How to Build Your Professional Brand

Have you thought about your professional brand, about how you get labeled in a few words?  Businesses shape their brands.  So should you.

Your Strengths and Interests.

Think first about career related things you are good at, that you are passionate about, that come naturally to you.  Then, ask a friend what they see as your distinguishing characteristics.   Consolidate their and your answers into a short-list.  Now, use this consolidated list to create a brief yet powerful description: great negotiator, strong leader, determined problem-solver, etc.  Overlay these behavioral elements with specific skills, knowledge and experience descriptors like: efficient python coder, strong sales skills, knows so much about __.  These are the seeds of your brand.  Next, grow them and show them – for example, in your resume or during an interview.

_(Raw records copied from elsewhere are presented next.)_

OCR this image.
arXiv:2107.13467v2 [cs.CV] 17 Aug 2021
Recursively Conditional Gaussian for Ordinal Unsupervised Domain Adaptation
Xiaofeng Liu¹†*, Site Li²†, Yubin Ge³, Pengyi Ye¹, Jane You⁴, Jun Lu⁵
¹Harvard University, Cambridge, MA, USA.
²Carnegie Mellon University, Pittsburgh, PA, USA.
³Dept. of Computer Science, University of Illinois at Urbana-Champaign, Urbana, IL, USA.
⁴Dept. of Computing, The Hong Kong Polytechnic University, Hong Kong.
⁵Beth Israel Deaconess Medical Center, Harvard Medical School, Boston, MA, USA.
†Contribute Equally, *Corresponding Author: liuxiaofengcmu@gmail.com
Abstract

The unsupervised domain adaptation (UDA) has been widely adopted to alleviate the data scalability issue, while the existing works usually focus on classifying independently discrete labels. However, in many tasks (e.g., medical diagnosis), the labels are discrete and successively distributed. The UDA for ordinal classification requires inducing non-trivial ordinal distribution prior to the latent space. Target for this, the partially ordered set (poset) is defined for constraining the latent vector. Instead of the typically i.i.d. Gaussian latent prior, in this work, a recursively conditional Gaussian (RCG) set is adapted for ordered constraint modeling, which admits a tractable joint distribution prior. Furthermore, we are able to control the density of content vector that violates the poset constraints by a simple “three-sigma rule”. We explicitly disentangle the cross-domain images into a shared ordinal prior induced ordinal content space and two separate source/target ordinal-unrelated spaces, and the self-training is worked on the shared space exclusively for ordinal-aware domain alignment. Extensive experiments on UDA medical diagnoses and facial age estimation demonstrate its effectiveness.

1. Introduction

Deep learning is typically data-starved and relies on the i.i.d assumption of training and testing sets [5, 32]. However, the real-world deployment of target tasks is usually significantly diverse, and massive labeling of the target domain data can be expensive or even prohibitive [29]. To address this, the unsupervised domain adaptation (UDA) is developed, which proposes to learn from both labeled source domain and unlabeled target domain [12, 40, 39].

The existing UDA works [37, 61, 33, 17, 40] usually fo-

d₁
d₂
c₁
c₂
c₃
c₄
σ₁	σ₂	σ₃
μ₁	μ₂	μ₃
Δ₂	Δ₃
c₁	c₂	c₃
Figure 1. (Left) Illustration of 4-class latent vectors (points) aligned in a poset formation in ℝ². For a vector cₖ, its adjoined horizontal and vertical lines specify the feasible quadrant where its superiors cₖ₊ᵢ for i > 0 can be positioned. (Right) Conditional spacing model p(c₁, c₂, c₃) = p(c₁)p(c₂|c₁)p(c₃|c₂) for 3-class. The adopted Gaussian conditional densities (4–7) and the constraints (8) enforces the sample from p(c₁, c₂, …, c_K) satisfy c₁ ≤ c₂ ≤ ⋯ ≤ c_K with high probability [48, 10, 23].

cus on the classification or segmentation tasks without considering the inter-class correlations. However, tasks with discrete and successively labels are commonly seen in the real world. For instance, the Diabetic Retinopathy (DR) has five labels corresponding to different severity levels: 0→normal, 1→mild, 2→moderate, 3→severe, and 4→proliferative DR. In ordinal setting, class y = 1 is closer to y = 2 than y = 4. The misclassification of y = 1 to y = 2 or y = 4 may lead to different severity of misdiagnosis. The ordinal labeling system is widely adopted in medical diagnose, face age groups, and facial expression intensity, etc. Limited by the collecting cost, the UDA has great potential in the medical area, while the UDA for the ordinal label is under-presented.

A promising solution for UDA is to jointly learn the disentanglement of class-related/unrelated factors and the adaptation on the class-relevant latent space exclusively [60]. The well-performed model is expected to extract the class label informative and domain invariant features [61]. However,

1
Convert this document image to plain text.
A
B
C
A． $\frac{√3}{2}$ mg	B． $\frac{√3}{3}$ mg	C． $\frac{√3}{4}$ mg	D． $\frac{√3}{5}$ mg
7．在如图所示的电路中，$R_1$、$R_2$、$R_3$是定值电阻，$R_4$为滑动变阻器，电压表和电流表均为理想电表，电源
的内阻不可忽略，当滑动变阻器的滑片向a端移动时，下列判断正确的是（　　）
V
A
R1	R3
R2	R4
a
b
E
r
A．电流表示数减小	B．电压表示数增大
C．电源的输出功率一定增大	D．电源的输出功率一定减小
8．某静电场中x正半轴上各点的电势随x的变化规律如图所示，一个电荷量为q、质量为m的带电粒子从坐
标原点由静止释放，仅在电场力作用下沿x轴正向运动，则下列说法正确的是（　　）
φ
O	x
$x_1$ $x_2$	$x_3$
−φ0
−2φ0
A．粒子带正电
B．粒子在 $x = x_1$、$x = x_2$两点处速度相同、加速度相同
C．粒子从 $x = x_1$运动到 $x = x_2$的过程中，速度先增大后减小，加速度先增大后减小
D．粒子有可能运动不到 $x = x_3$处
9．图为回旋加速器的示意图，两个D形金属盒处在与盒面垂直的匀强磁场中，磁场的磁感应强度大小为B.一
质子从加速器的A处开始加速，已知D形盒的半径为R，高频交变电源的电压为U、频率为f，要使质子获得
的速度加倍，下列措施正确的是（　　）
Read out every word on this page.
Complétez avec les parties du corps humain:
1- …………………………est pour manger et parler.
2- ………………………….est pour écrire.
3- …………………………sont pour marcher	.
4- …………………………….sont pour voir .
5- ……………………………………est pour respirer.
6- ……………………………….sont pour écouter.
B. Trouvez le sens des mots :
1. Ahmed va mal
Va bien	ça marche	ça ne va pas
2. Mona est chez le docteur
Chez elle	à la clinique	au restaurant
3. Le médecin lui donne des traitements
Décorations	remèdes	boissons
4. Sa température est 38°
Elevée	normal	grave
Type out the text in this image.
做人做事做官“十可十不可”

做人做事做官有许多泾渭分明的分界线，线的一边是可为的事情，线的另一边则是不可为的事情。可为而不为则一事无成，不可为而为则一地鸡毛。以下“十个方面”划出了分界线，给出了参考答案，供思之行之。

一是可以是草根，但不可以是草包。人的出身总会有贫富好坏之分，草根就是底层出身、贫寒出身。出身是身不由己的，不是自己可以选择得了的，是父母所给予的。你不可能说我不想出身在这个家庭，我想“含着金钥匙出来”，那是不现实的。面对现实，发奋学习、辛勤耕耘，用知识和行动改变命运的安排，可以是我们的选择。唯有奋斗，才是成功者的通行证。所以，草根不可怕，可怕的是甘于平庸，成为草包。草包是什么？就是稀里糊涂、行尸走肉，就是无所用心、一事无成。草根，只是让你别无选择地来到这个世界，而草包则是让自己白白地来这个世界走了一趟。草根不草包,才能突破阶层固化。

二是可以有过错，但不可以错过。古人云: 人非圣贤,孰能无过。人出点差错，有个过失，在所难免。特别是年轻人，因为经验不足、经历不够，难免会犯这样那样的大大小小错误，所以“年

Demonstrating Strengths and Interests.

Do things outside of your studies to reinforce this image, both its substance and perception, for example: serving in leadership positions in clubs/societies, publishing or blogging, giving presentations, engaging in volunteer work, focusing your posts on LinkedIn/Facebook/Twitter, etc.  These individual things come together to build a mosaic that is your professional brand.  Recruiters see this mosaic, and know when it’s missing.  Help them see it better by using recognizable keywords and concrete outcomes matching your brand on your LinkedIn page or in an interview.

Emphasizing Cleantech.

If you’re pursuing a job or internship in sustainable energy, then the product of the above needs to reflect that.  Let’s say, for example, that you want to get into solar project finance and you are an economics major.  Taking inventory of your strengths and interests presumably identifies the following characteristics and behaviors:   enjoys financial and cost analysis, loves to read and learn about solar technology developments, thinks about making processes more efficient, makes money by investing.  Then, you should be taking action proving that you actually do these things, that this is where you are putting your time — member of an energy club, financial officer of any club, internship and coursework involving finance/accounting, researched and/or published an article on the future of community solar, microgrids and/or utility scale solar.   These are the things on a resume or Linkedin page that project the brand of future solar project finance person!

Odds are, you’re getting labeled. Why not make sure you’re the one who’s shaping it?